The Advantage of CCAs
In Continuous Clearing Auctions, tokens release over time in buckets, each with its own clearing price. Earlier buckets tend to have lower prices, rewarding people who commit early.
This differs from some of the most common auction methods in the space: Dutch auctions punish early participants; Fixed price sales lead to either a rapid sellout or little traction; Bonding curves get front-run; Private rounds give insiders better deals.
Enabling Custom Participation with Zero-Knowledge Verification
Thanks to Umia's in-built integrations with Zero-Knowledge solutions like zkTLS and zkPassport, it is possible to setup specific prequisites for participation that extend beyond simply taking part in the auction at specific times.
This integration provides full customisation, and unlocks features such as:
- Preferential participation from community participants (NFT holders, Social Media followers, etc)
- Verification of identity to, for example, provide key supporters the opportunity to participate
- Reserve either the entire auction or specific allocation buckets for specific participants
Integration of Zero-Knowledge tooling is entirely optional, and every project can decide whether to utilise it or not.
The steps of a Continuous Clearing Auction
1. You commit ETH
Submit a market order with however much you want to participate. Your order gets spread across all remaining buckets in the auction. For example, asssume there is a 7-day auction. If you commit on day 1, you're in all 7 buckets. Commit on day 5, you only get the last 3.
2. Buckets release tokens
The auction runs over multiple days (usually 7). Each day is a "bucket" that releases a portion of the tokens. Day 1 might release 20%, day 2 releases 15%, and so on.
3. Each bucket has its own clearing price
Within each bucket, everyone pays the same price. But different buckets can have different prices. Early buckets often clear lower because there's less demand. As the auction progresses and more people pile in, later buckets clear higher.
4. Prices can only go upwards in each bucket
The clearing price is monotonically increasing. If bucket 1 clears at $0.08, bucket 2 will clear at $0.08 or higher, never lower. This protects early participants from being undercut on later buckets.

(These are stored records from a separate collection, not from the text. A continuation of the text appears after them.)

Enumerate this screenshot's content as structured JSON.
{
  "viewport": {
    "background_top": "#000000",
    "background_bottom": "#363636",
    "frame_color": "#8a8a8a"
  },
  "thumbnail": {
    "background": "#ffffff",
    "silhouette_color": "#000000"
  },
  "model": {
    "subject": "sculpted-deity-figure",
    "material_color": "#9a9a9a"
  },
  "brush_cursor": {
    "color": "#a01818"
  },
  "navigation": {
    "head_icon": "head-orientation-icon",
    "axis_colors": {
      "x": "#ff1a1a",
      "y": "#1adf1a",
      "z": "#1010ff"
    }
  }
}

5. Your average price depends on when you bid
If you bid on day 1, you get tokens from all 7 buckets at their respective prices. Your average cost might be $0.085. Someone who bids on day 5 only gets tokens from buckets 5-7, which might all be at $0.10+. Early commitment is rewarded.
6. Refunds if oversubscribed
If a bucket is oversubscribed, allocations are pro-rata and excess ETH refunds automatically.

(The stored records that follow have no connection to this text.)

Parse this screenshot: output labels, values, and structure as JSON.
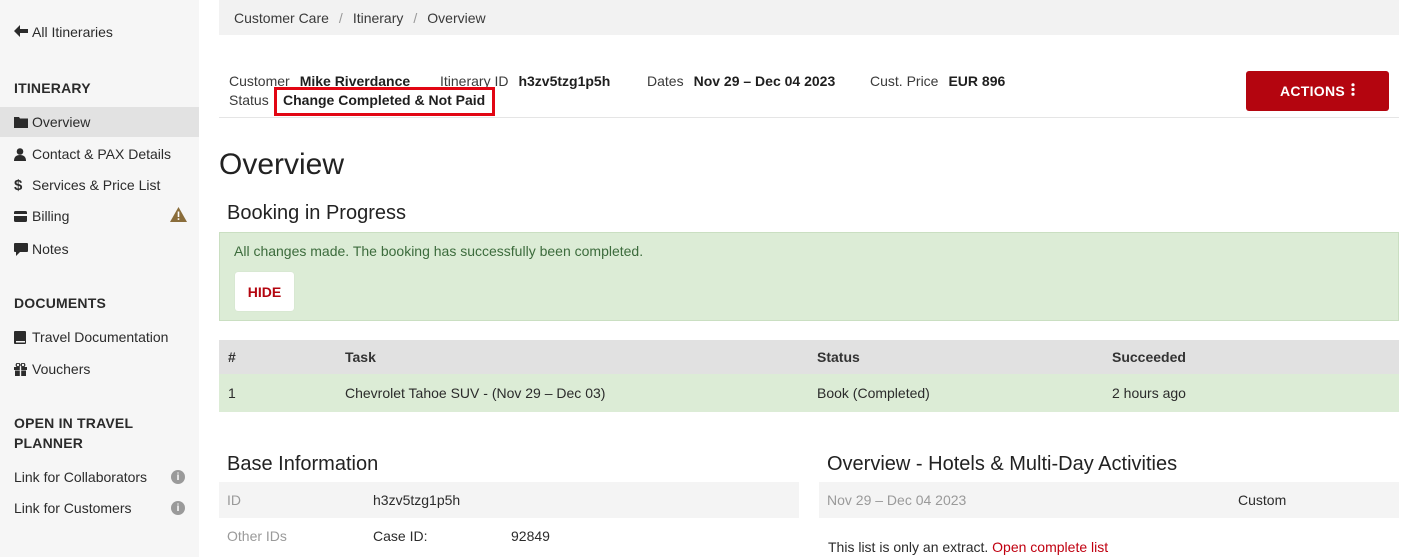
{
  "sidebar": {
    "back_label": "All Itineraries",
    "sections": {
      "itinerary": "ITINERARY",
      "documents": "DOCUMENTS",
      "travel_planner": [
        "OPEN IN TRAVEL",
        "PLANNER"
      ]
    },
    "itinerary_items": [
      {
        "label": "Overview",
        "icon": "folder-icon",
        "active": true
      },
      {
        "label": "Contact & PAX Details",
        "icon": "user-icon"
      },
      {
        "label": "Services & Price List",
        "icon": "dollar-icon"
      },
      {
        "label": "Billing",
        "icon": "credit-card-icon",
        "badge": "warning-icon"
      },
      {
        "label": "Notes",
        "icon": "comment-icon"
      }
    ],
    "document_items": [
      {
        "label": "Travel Documentation",
        "icon": "book-icon"
      },
      {
        "label": "Vouchers",
        "icon": "gift-icon"
      }
    ],
    "planner_items": [
      {
        "label": "Link for Collaborators",
        "badge": "info-icon"
      },
      {
        "label": "Link for Customers",
        "badge": "info-icon"
      }
    ],
    "info_glyph": "i"
  },
  "breadcrumb": [
    "Customer Care",
    "Itinerary",
    "Overview"
  ],
  "header": {
    "customer_label": "Customer",
    "customer_value": "Mike Riverdance",
    "itinerary_id_label": "Itinerary ID",
    "itinerary_id_value": "h3zv5tzg1p5h",
    "dates_label": "Dates",
    "dates_value": "Nov 29 – Dec 04 2023",
    "price_label": "Cust. Price",
    "price_value": "EUR 896",
    "status_label": "Status",
    "status_value": "Change Completed & Not Paid",
    "actions_label": "ACTIONS"
  },
  "main": {
    "title": "Overview",
    "booking_title": "Booking in Progress",
    "success_message": "All changes made. The booking has successfully been completed.",
    "hide_label": "HIDE",
    "task_table": {
      "headers": [
        "#",
        "Task",
        "Status",
        "Succeeded"
      ],
      "rows": [
        [
          "1",
          "Chevrolet Tahoe SUV - (Nov 29 – Dec 03)",
          "Book (Completed)",
          "2 hours ago"
        ]
      ]
    },
    "base_info": {
      "title": "Base Information",
      "rows": [
        {
          "key": "ID",
          "value": "h3zv5tzg1p5h"
        },
        {
          "key": "Other IDs",
          "value": "Case ID:",
          "value2": "92849"
        }
      ]
    },
    "hotels": {
      "title": "Overview - Hotels & Multi-Day Activities",
      "rows": [
        {
          "dates": "Nov 29 – Dec 04 2023",
          "type": "Custom"
        }
      ],
      "extract_note": "This list is only an extract.",
      "extract_link": "Open complete list"
    }
  },
  "colors": {
    "accent": "#b4050f",
    "success_bg": "#dcecd6",
    "highlight_border": "#e20613"
  }
}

7. Liquidity seeds at the end
When the auction ends, a Uniswap V4 pool gets created at the final clearing price. Trading opens immediately.
Why early bidding matters
The bucket system creates an incentive to bid early:
- Early bidders participate in more buckets
- Early buckets tend to clear at lower prices
- Your blended average cost is lower
Someone waiting until the last day only gets tokens at the final (highest) price. Someone committing on day 1 gets a mix of prices across all buckets.
This discourages "sniping" and rewards genuine early supporters.
Example
Project launches with $8M target, 10% of supply (100M tokens), 7 day auction.
Release schedule: 20% / 15% / 15% / 15% / 15% / 10% / 10%
| Day | Tokens Released | Cumulative Demand | Bucket Price |
|---|---|---|---|
| 1 | 20M | $2M | $0.080 |
| 2 | 15M | $3.5M | $0.082 |
| 3 | 15M | $5M | $0.085 |
| 4 | 15M | $6.5M | $0.090 |
| 5 | 15M | $8M | $0.095 |
| 6 | 10M | $9M | $0.100 |
| 7 | 10M | $10M | $0.105 |
Alice bids $1000 on day 1. She gets tokens from all 7 buckets at their respective prices. Her average cost: ~$0.089.
Bob bids $1000 on day 5. He only gets tokens from buckets 5-7. His average cost: ~$0.100.
Both participated in the same auction, but Alice got a better deal by committing earlier.